Rumours came out this week that Super Rugby is in for another facelift. The heyday of the competition’s inception certainly seems like a long time ago, when weekend games were eagerly anticipated and we arranged our Friday and Saturday night revelry around watching the Super Rugby games. It was perfect, the 7:30pm NZ kickoff followed immediately by a 9:30pm game in Australia on both a Friday and Saturday night. But Super Rugby is suffering from the same affliction that sporting leagues all over the world are – increased consumer choice, fragmentation of audiences, and the simple fact that a lot of people are happier watching a game from the comfort of their couch on their high-definition flat screen TV than in the actual stadium.
There are definitely some improvements that can be made to the Super Rugby competition. The conference system seems to be universally despised. Having followed American sports closely I understand the benefits of a conference system. It serves two purposes really:
To create within-conference rivalries or derby games with more heat on them.
To create an even draw structure (within each conference) in a competition where every team doesn’t have to play every other.
But conferences do introduce anomalies between conferences, and that’s not unique to the lopsided Super Rugby competition. In the NFL the Seattle Seahawks made the playoffs in 2010 with a losing 7-9 win-loss record. Not only that, as divisional winners they got to host the superior 11-5 New Orleans Saints and beat them in their opening playoff game (thanks in no small part to Marshawn Lynch’s earthquake-inducing touchdown run: https://giphy.com/gifs/HWm8bA6eCA4ow/html5
The New York Giants and Tampa Bay Buccaneers had already gone fishing by this stage, with winning 10-6 records they didn’t even make the playoffs.
This is a familiar scenario with modern day Super Rugby. The Australian teams have been pretty inept in recent years, yet due to the vagaries of the conference system they are guaranteed a home playoff spot.
The other big issue with Super Rugby has been a dilution of competition. Expansion has come at a huge cost to quality. Games against teams such as the Sunwolves, Jaguars, Kings, Rebels and Force just don’t carry much interest. The expansion has really hurt quality across the board too, not just of the added teams.
Take the Australian teams for example. When Australia supported only 3 teams they were very competitive on a yearly basis. They just don’t have the depth to support 5 teams. The below chart looks at the average finish of Australian teams in the regular season, controlling for the total number of teams each season (since going from 12 to 18 teams would naturally make the average finishing position drop). It’s quite clear that even when controlling for the total number of teams, the Australian teams performance has been on a steady decline. At the inception of Super Rugby, Aussie teams averaged finishing in the top 40% of the competition, in recent years they’ve averaged being in the bottom 30%.

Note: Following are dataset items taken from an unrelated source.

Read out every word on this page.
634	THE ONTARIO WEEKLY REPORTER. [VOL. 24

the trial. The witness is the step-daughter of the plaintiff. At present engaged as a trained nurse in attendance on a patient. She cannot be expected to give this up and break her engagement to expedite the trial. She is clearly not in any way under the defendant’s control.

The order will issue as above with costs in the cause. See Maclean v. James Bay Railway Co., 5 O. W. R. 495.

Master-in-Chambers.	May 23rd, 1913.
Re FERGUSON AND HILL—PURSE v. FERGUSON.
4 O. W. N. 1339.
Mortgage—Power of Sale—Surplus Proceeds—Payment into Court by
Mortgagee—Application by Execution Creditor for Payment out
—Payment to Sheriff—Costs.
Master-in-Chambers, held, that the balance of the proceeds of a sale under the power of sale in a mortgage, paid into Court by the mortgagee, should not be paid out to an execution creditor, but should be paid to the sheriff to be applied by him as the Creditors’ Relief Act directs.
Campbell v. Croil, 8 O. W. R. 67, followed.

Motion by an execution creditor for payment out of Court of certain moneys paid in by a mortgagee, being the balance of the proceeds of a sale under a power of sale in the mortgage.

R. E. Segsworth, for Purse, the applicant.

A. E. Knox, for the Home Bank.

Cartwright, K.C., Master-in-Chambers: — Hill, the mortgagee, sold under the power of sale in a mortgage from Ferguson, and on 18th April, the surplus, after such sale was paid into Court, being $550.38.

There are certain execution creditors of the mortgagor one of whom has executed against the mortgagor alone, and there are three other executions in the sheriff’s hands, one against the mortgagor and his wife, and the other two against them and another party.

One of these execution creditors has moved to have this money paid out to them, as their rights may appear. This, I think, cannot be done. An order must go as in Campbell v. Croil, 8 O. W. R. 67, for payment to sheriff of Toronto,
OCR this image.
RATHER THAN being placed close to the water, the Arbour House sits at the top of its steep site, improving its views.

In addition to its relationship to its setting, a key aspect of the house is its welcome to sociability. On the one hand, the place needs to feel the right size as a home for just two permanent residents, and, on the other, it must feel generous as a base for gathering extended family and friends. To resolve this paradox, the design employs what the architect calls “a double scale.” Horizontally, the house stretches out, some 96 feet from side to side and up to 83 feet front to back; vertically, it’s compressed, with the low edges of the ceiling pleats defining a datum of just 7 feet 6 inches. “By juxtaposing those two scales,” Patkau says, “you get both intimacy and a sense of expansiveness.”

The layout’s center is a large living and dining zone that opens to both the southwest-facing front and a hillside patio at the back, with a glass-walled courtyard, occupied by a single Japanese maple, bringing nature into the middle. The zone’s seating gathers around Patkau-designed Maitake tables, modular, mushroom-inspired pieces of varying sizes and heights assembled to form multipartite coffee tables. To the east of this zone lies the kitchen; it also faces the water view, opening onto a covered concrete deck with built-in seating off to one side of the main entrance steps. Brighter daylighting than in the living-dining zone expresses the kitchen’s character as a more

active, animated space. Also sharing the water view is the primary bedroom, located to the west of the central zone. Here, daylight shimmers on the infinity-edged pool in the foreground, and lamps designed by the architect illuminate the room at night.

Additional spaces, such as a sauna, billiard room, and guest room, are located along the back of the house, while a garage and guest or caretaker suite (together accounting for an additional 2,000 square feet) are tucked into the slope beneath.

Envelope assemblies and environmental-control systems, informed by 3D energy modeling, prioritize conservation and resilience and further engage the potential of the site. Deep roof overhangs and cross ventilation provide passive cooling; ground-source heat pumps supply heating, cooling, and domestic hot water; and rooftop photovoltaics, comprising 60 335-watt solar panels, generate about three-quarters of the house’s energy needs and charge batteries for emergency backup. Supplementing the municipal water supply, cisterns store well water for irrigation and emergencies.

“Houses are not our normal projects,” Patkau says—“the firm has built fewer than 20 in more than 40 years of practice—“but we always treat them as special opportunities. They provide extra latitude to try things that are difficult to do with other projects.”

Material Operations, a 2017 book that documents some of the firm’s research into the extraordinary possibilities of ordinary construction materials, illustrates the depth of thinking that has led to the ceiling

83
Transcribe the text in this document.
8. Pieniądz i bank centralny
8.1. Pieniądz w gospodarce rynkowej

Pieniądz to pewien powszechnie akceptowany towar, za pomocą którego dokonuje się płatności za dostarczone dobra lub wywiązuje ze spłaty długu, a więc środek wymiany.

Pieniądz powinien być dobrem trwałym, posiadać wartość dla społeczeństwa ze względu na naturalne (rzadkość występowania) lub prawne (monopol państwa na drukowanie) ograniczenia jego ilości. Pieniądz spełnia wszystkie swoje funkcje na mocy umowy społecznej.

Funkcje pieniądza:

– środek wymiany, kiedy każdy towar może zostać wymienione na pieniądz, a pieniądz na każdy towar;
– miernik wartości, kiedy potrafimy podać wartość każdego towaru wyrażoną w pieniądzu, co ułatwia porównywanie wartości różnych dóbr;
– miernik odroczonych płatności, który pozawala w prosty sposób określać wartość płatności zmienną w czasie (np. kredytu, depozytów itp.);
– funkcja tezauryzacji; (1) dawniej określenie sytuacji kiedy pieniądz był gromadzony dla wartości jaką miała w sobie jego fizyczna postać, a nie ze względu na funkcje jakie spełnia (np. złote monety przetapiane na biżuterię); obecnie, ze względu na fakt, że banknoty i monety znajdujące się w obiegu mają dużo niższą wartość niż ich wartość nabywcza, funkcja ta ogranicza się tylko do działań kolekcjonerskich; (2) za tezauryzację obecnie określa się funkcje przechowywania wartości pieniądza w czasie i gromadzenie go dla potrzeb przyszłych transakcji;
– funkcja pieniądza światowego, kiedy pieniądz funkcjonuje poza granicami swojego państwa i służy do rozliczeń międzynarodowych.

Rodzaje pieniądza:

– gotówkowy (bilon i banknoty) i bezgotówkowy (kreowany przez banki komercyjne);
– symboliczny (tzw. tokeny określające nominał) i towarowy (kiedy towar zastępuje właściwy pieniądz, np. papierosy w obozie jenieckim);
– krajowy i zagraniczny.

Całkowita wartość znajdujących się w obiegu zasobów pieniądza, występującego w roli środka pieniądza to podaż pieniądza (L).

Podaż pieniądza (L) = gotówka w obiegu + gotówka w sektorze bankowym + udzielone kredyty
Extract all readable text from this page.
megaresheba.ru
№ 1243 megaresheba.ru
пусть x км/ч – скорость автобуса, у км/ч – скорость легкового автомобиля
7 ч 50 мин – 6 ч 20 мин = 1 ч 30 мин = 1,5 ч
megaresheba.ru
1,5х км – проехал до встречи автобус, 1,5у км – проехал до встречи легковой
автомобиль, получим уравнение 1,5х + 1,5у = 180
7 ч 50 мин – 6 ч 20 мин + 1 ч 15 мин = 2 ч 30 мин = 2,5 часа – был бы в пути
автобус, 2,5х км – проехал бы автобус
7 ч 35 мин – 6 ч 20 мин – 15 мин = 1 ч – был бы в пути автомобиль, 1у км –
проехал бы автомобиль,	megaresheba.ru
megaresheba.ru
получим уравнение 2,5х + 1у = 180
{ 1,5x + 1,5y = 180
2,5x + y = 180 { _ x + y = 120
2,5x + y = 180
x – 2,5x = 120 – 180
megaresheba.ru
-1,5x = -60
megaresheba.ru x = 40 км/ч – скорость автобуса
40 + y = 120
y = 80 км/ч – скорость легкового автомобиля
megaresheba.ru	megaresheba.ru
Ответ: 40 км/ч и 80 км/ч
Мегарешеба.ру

Expansion doesn’t seem to have hurt the South Africans as much. Their average finish has been fairly flat since Super rugby inception, and actually trending slightly upwards despite going from 4 teams to 5 teams in 2006 and up to 6 teams last year. South African teams have performed poorly overall though, and average finishing in the bottom 40% of the competition since it began. In 21 seasons a South African team has finished last on the table 13 times. In 7 of those seasons a fellow South African team was just 1 place above them in second last.
The Jaguars and Sunwolves don’t look as though they’ll add quality to the competition for quite some years. All of this expansion and dilution of quality of course benefits the one country that has stayed with 5 teams since the start, New Zealand. New Zealand teams have been steadily trending upwards in their average finish, highlighted by last year averaging inside the top 30% in the standings.
I think for the good of the overall competition, trimming back some teams can only be a good thing. It will help restore some balance to the conference system. Derby games within conferences are definitely the way forward, so addressing the imbalances between conferences will go a long way towards getting the Super back in to Super Rugby.